Tag Archives: justice for all

Mourning Brooklyn Police Officers


Throughout  history, there have been those reckless individuals who perpetrated hideous crimes beneath some nobler cause or symbol.  Klansmen burned crosses, a sacred symbol to Christians, and carried out lynchings in the name of God.  Taliban madmen shot to death more than one hundred innocent children in Pakistan last week.  They did so in the name of God.  Today we mourn the cowardly executions of policemen in Brooklyn by a deranged individual who apparently decided to cover up his hideous assassinations by appealing to the deaths of Michael Brown and Eric Garner.  How awful. How wicked and misguided.

We pray for the families of these slain officers. We pray for police everywhere who do their best to protect us and live up to the highest standards of their communities and of our country.  But do not be misled by those on the right or left who would lay this at the feet of a movement righteously asking for accountability.

Revenge is not the answer—Christ rejected it outright.  The cycle of violence must end.  A non-violent movement dedicated to justice rejects violence as a resolution to violence.  May all of us hear the better angels of our natures calling out to us in this Christmas season.  As the Fellowship of Reconciliation would say, There is no way to peace–Peace is the way.  Peter, put away your gun.


Until Peace and Justice Walk Hand-in-Hand


The brassy patriots who disparage those who protested across cities in the United States this past Saturday reveal a constitutional ineptitude that defies their self-proclaimed patriot fervor.  When we protest we are patriotic.  When we demand that those who govern us do so justly and without discrimination but as equals before the law, we are patriotic.  The First Amendment is a beautiful, powerful and empowering right in the Bill of Rights.
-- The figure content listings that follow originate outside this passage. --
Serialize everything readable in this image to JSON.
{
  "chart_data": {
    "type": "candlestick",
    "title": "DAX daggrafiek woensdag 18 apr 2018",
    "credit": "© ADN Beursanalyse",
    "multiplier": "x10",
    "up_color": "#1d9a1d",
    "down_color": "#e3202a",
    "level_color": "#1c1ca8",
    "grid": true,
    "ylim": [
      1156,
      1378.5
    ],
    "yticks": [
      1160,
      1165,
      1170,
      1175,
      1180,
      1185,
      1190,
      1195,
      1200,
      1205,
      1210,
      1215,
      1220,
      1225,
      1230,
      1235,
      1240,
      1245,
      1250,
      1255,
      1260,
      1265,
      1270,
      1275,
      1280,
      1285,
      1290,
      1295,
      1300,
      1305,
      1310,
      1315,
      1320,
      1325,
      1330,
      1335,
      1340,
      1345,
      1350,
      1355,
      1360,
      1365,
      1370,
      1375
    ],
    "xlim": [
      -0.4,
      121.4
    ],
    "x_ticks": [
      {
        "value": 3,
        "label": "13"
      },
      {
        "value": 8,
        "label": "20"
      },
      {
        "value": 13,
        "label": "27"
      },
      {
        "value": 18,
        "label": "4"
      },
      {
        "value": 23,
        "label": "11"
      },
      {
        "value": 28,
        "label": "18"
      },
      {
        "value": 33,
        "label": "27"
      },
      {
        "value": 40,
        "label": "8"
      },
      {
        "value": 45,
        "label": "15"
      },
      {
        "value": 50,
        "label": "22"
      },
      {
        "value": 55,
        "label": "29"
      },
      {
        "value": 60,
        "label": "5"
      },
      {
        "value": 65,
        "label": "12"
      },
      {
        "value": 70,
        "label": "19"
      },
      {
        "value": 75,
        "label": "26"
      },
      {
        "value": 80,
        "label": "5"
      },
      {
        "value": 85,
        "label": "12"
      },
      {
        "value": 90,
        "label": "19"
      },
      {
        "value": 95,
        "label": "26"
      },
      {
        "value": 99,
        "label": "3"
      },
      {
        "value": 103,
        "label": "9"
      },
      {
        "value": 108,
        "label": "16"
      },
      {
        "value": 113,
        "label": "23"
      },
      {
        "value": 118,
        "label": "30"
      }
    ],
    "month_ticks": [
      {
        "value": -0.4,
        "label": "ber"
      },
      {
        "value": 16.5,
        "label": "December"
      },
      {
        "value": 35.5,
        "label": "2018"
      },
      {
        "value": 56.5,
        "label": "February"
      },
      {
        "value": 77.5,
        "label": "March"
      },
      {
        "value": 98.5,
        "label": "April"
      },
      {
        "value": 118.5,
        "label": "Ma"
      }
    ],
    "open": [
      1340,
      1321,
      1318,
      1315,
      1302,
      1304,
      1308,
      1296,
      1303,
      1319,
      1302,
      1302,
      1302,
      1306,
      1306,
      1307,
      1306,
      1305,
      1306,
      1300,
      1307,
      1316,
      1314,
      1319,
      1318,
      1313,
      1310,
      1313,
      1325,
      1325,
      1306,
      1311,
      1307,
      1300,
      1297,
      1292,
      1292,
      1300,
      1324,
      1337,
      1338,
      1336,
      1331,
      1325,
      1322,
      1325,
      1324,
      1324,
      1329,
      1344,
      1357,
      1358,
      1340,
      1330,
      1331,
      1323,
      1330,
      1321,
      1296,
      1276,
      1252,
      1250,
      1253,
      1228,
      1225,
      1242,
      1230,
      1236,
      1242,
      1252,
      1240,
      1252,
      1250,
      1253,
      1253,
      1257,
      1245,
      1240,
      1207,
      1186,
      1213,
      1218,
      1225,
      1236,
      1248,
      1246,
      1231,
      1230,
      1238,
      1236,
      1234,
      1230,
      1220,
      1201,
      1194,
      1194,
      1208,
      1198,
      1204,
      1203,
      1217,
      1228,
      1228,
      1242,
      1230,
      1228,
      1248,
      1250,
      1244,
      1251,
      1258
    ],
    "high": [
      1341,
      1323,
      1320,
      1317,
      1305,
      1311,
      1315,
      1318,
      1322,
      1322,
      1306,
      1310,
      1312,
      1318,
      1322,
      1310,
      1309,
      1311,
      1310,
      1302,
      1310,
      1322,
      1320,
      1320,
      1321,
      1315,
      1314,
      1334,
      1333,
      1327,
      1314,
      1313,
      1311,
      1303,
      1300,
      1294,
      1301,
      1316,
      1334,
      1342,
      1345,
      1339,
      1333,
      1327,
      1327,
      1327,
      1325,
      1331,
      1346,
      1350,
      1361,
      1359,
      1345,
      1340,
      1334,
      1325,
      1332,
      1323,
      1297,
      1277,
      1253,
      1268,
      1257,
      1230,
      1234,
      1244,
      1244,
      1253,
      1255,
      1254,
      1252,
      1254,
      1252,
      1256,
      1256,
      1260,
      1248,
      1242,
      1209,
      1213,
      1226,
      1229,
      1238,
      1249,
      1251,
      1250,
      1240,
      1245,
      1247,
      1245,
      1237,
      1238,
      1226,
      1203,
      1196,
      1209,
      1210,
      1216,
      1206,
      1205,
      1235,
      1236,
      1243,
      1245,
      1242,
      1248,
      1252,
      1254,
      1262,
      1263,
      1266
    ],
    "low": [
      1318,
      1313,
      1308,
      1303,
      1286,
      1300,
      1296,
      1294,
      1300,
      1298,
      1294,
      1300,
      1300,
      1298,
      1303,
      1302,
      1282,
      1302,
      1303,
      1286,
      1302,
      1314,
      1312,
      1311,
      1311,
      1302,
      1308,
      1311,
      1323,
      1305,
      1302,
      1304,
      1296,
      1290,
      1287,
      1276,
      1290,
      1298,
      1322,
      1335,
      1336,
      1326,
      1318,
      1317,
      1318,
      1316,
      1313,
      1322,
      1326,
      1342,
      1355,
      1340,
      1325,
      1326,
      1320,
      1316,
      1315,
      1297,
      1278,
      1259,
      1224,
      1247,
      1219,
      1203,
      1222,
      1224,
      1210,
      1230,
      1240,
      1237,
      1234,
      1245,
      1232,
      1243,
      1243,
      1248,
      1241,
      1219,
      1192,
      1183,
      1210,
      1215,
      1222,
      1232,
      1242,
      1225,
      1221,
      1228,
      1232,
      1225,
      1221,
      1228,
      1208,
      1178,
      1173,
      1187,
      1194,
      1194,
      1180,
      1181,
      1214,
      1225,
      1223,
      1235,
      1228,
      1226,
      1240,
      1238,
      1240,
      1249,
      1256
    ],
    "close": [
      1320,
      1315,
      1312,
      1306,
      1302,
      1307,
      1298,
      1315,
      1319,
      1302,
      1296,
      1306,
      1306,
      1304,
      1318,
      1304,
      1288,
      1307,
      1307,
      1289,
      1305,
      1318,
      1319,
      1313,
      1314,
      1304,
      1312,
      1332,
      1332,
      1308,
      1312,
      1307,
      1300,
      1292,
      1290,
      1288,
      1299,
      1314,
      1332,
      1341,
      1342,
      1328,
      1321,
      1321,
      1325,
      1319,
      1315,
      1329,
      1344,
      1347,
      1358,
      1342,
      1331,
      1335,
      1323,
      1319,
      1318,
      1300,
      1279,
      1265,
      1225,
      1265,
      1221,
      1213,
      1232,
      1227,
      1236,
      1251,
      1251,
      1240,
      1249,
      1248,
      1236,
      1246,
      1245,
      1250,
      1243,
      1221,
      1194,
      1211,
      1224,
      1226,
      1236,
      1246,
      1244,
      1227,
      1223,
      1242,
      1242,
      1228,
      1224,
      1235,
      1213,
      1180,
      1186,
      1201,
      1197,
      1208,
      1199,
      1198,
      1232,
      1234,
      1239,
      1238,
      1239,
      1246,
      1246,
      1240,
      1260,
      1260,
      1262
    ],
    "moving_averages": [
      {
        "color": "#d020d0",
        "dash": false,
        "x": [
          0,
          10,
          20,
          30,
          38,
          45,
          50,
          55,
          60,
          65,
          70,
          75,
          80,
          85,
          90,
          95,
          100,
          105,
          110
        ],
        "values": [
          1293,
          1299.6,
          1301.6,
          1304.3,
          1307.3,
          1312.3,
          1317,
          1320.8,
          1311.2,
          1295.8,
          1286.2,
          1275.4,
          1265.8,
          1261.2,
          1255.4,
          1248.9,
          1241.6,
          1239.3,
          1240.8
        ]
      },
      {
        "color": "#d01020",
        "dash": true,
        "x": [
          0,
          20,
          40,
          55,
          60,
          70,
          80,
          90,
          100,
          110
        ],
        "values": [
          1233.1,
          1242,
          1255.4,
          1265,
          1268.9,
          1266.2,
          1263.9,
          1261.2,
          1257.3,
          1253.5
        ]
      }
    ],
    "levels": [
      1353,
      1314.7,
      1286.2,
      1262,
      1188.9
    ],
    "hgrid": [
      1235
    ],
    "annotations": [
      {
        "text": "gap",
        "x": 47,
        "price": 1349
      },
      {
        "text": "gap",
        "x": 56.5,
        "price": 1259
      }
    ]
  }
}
Those who stepped into the streets on Saturday, December 13th in protest of the failure of prosecutors and grand juries to protect unarmed, African-American civilians were living up to the constitutional vision of a citizenry empowered and protected from tyranny.  Here is the amendment:  “Congress shall make no law respecting an establishment of religion, or prohibiting the free exercise thereof; or abridging the freedom of speech, or of the press; or the right of the people peaceably to assemble, and to petition the government for a redress of grievances.”

Look at that last clause.  By the tens of thousands, Americans did exactly that when they demanded justice for the victims of police officers who, charged with protecting citizens, instead within seconds pulled a trigger and ended a life.  As religious persons and patriots, Riverside Church congregants took to the streets and marched for justice and equal protection under the law.  I am proud to pastor a church that puts feet to its words, that acts in the highest sense of patriotism and the deepest religious values of human dignity.  We pray, we sing, we march in the light of God.  We are not asking our beloved country to endorse a religion. We are asking that our politicians, officers of the court and police and military who protect us to do so out of a devotion to the constitution and bill of rights.  Anything less will not do. Holding to account those who violate those sacred documents is a patriotic act.  May peace and justice one day walk down our streets hand-in-hand. Until that day, we will continue to march and pray.